Anadolu'da pek çok evde yaşanabilecek sıradan aile içi mesele gibi görünen bir konudan, baştan sona soluksuz izlenen bir film yaratmayı başarmış İranlı yönetmen Asghar Farhadi. Çünkü sınıf çatışması, dini baskılar, vicdan, söylenemeyenlerin ağırlığı gibi ülke farkı gözetmeksizin herkesi ilgilendirebilecek insani konuları müthiş oyunculuklar eşliğinde perdeye taşımış. Filmdeki karakterleri daha yakından tanıdıkça adalet duygusunun tek bir düzlemde olmadığını farkediyoruz. Nadir ve Simin'in hikayesinde kimse tam olarak haklı değil, ama kimse %100 suçlu da değil. Ve yönetmen kesinlikle taraf tutmuyor, seyircisine büyük bir alan açıp, düşünmemizi tartışmamızı istiyor.
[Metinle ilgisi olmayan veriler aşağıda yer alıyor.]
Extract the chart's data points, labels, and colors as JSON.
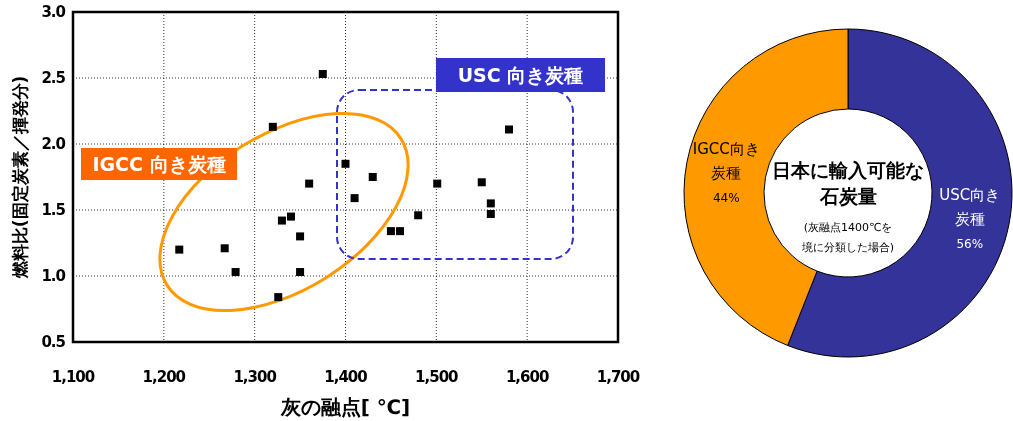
{
  "chart_data": [
    {
      "type": "scatter",
      "xlabel": "灰の融点[ ℃]",
      "ylabel": "燃料比(固定炭素／揮発分)",
      "xlim": [
        1100,
        1700
      ],
      "xticks": [
        {
          "value": 1100,
          "label": "1,100"
        },
        {
          "value": 1200,
          "label": "1,200"
        },
        {
          "value": 1300,
          "label": "1,300"
        },
        {
          "value": 1400,
          "label": "1,400"
        },
        {
          "value": 1500,
          "label": "1,500"
        },
        {
          "value": 1600,
          "label": "1,600"
        },
        {
          "value": 1700,
          "label": "1,700"
        }
      ],
      "ylim": [
        0.5,
        3.0
      ],
      "yticks": [
        {
          "value": 0.5,
          "label": "0.5"
        },
        {
          "value": 1.0,
          "label": "1.0"
        },
        {
          "value": 1.5,
          "label": "1.5"
        },
        {
          "value": 2.0,
          "label": "2.0"
        },
        {
          "value": 2.5,
          "label": "2.5"
        },
        {
          "value": 3.0,
          "label": "3.0"
        }
      ],
      "grid": true,
      "marker": "square",
      "annotations": [
        "IGCC 向き炭種",
        "USC 向き炭種"
      ],
      "series": [
        {
          "color": "#000000",
          "x": [
            1217,
            1267,
            1279,
            1320,
            1330,
            1340,
            1350,
            1350,
            1326,
            1360,
            1375,
            1400,
            1430,
            1410,
            1501,
            1550,
            1560,
            1560,
            1580,
            1480,
            1450,
            1460
          ],
          "values": [
            1.2,
            1.21,
            1.03,
            2.13,
            1.42,
            1.45,
            1.3,
            1.03,
            0.84,
            1.7,
            2.53,
            1.85,
            1.75,
            1.59,
            1.7,
            1.71,
            1.55,
            1.47,
            2.11,
            1.46,
            1.34,
            1.34
          ]
        }
      ]
    },
    {
      "type": "donut",
      "title": "日本に輸入可能な石炭量",
      "subtitle": "(灰融点1400℃を境に分類した場合)",
      "categories": [
        "USC向き炭種",
        "IGCC向き炭種"
      ],
      "values": [
        56,
        44
      ],
      "colors": [
        "#333399",
        "#ff9900"
      ],
      "value_labels": [
        "56%",
        "44%"
      ]
    }
  ]
}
Film günümüz İran'ı ile ilgili birçok önyargımızı sorgulamamızı da sağlıyor ve bize öcü gibi sunulan bir toplumun aslında ne kadar sempatik olabileceğini gösteriyor. Berlin Film Festivalinde hem en iyi film, hem en iyi erkek, hem de en iyi kadın oyuncu ödüllerini alarak bir ilki başaran, ödüller zincirine son olarak Altın Küre ve En İyi Yabancı Film Oscar'ını da ekleyen A Separation, aldığı tüm ödülleri sonuna kadar hak ediyor. Yılın henüz başı olmasına rağmen, en iyiler listeme kesin girecek bir başyapıt. (8,5)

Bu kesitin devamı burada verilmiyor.